Critic’s Rating : 4.0 / 5

Aparajito Movie Review : A fitting tribute to Satyajit Ray in black and white

Aparajito is a smartly made film. The outdoor shoots are restricted to a rural landscape and the art department skipped any attempt to recreate the Calcutta cityscape of the ’50s. The antique transistor valve radio, the vintage cars, the desk-and-chair layout of the ad agency, the simple costumes and the black and white imagery mix to create a truly vintage canvas that makes the film a wonderful watch. What’s more, it makes you want to go back and watch Satyajit Ray’s Pather Panchali again.
The most striking aspect of the film is the research that has apparently gone into creating the storyline and helped choose the almost perfect cast. The Jeetu we see on screen is a spitting image of the young Ray, thanks to some great prosthetics by makeup man Somnath Kundu. And the actor deserves a round of applause for recreating the legendary filmmaker so fluidly on screen. And so do the other actors, especially Saayoni, who plays Aparajito’s astute and creative wife, for bringing to life the people behind Ray’s success.
The real credit, however, goes to director and writer Anik Dutta, co-writer Utsav Mukherjee, DoP Supratim Bhol and composer Debajyoti Mishra for creating a contemporary commercial film in black and white that keeps you hooked right till the last shot — when Aparajito receives a call from a young Martin Scor-‘something’.
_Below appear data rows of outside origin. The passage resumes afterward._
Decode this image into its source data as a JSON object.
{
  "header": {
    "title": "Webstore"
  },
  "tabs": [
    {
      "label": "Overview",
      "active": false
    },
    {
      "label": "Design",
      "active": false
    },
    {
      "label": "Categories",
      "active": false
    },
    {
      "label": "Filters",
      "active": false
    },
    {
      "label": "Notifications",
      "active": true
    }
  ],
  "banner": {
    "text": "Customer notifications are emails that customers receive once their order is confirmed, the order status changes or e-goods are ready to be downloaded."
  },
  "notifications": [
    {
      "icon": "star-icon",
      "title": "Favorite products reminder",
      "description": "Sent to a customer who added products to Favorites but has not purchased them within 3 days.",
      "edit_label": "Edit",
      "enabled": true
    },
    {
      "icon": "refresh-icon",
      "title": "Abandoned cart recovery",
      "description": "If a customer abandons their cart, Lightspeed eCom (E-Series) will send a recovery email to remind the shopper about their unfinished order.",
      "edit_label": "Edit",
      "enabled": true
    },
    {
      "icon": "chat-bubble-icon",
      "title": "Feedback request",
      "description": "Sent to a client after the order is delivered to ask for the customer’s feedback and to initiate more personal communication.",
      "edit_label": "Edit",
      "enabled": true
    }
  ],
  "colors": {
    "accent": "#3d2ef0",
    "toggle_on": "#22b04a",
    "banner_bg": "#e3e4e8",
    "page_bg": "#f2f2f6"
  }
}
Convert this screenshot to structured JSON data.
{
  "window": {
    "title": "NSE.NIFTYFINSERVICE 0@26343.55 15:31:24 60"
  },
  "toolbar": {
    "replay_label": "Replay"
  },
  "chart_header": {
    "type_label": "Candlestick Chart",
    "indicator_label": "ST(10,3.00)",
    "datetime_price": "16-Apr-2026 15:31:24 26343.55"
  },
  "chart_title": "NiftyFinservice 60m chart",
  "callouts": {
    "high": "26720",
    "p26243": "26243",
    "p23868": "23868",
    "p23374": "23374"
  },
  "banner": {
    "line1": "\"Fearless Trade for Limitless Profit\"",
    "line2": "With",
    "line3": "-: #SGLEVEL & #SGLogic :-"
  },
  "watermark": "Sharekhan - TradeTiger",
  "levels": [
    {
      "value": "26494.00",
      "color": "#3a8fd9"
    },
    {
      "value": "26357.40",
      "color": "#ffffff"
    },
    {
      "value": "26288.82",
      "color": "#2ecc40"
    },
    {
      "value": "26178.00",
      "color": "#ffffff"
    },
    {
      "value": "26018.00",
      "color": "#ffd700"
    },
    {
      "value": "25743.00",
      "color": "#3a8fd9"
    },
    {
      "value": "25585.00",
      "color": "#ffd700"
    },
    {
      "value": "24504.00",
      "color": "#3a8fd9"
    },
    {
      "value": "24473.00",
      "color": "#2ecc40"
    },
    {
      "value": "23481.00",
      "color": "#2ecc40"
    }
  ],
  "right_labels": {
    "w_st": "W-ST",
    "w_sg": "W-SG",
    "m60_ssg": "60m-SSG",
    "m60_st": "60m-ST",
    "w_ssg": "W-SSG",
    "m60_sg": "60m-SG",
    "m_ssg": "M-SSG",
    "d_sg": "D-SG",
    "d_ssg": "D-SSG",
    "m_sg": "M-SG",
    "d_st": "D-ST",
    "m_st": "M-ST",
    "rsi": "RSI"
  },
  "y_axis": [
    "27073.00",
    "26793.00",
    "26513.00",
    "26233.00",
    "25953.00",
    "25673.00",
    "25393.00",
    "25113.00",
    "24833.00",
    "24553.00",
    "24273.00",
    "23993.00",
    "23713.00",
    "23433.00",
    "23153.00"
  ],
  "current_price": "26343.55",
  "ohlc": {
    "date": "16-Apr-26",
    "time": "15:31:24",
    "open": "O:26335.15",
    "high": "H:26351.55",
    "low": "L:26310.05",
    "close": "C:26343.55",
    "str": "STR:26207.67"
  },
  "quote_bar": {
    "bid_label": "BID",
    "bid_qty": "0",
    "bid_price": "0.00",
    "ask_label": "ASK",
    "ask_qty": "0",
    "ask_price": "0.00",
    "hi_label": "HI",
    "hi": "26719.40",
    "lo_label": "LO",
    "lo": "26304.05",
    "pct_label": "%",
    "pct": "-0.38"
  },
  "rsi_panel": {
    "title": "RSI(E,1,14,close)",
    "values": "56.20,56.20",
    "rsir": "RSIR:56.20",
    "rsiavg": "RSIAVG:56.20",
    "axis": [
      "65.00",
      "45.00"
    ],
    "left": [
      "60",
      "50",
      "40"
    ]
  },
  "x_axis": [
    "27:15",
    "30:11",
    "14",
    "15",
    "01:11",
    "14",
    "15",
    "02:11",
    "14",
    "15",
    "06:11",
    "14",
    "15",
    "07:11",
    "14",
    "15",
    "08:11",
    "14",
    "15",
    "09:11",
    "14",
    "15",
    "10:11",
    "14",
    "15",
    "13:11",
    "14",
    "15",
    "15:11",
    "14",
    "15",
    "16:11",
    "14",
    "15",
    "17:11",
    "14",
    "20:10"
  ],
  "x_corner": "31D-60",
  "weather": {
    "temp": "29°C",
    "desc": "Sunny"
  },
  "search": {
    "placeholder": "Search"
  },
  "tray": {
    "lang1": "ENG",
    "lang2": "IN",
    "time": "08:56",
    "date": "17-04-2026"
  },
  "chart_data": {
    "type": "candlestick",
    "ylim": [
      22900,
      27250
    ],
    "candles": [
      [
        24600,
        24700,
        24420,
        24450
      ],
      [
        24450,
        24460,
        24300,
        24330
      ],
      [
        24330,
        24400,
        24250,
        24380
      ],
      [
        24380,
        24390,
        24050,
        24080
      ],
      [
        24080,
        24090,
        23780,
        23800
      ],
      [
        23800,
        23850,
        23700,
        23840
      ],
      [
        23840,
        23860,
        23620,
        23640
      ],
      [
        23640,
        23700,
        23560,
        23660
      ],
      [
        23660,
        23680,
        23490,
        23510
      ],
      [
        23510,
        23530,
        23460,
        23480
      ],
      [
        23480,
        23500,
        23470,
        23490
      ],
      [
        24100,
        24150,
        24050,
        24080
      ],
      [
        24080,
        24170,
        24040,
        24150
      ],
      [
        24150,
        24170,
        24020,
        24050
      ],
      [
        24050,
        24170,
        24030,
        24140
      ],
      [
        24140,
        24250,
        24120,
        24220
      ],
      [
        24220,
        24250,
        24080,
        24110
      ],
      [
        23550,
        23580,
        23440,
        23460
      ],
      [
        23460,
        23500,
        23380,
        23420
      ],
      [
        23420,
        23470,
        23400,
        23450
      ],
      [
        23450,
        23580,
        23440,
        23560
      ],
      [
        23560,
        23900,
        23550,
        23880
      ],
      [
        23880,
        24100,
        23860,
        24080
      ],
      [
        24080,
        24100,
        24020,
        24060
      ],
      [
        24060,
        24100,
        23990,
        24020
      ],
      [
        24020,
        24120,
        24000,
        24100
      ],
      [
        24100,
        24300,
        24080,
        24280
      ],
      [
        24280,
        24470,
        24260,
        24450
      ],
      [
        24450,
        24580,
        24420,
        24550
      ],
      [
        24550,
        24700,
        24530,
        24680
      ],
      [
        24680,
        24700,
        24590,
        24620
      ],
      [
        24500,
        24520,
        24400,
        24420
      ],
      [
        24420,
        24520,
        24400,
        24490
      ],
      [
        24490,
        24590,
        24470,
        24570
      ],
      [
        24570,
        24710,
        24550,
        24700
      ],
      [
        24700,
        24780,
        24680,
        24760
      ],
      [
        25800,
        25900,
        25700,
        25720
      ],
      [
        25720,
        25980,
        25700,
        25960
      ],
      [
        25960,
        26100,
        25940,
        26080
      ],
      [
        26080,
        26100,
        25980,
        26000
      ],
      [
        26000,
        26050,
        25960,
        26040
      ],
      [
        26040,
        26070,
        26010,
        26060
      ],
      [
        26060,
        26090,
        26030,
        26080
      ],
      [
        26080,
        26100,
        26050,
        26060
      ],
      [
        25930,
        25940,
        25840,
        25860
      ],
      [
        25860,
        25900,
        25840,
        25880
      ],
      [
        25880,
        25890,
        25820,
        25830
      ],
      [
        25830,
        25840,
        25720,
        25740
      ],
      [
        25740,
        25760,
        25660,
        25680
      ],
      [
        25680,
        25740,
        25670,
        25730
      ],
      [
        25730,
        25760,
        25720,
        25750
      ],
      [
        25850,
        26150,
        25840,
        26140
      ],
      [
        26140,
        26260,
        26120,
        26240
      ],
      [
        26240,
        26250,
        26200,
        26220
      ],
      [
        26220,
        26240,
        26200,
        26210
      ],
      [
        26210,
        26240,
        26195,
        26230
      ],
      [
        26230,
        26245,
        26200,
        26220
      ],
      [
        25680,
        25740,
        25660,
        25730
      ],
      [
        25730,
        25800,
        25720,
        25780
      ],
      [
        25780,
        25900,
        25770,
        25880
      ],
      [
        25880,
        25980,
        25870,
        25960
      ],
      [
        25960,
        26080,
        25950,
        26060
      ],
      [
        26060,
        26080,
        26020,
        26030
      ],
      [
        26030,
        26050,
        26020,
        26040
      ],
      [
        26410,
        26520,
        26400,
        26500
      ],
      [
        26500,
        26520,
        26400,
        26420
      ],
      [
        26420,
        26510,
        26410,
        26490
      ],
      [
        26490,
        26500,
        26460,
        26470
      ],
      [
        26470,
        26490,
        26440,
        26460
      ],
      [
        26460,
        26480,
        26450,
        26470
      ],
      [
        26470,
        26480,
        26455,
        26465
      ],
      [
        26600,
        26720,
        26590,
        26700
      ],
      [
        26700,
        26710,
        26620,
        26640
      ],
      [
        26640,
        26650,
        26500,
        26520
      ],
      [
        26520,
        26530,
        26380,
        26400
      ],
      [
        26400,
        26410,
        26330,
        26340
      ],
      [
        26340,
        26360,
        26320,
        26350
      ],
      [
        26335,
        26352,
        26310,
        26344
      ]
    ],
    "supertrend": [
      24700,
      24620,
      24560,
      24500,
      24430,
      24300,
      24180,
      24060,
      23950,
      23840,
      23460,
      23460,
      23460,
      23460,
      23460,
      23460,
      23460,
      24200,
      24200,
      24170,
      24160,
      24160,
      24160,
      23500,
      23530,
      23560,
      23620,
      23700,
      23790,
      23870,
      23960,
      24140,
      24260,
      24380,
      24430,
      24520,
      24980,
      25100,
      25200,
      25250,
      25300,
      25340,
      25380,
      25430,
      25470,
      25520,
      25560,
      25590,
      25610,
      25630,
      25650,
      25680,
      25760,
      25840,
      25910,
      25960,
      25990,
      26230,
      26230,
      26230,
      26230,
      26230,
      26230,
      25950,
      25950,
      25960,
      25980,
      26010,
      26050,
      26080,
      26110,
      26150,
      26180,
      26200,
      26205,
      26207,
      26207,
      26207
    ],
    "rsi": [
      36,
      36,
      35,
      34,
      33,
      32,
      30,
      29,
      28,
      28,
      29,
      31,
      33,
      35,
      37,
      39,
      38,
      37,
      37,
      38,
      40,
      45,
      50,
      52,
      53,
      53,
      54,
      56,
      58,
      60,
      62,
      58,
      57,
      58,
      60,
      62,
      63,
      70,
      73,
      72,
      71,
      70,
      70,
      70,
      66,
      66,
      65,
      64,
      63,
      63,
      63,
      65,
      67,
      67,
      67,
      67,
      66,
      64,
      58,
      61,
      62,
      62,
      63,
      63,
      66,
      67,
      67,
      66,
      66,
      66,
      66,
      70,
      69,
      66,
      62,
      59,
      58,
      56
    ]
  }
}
Moreover, recreation of moments from the shooting of Pather Panchali — the iconic train scene, the reflection of the dog following the siblings and the village sweets-seller, the rain scene — have been so well executed that they transport you to those moments when a young Ray and his team actually shot the film.
Even the feedback and the gossip Pather Panchali provoked after its release in Kolkata seem bang on. From being called ‘slow’ and ‘a bit lengthy’ to ‘cashing in on the West’s perspective of India being a land of villages and poverty’, various characters have been used to recreate reactions to the film from an audience used to romantic films with loads of song-and-dance sequences.
Overall, Aparajito is a very well made film that’s anything but ‘slow’ and ‘poignant’. It has universal appeal despite being in black and white. Don’t miss it.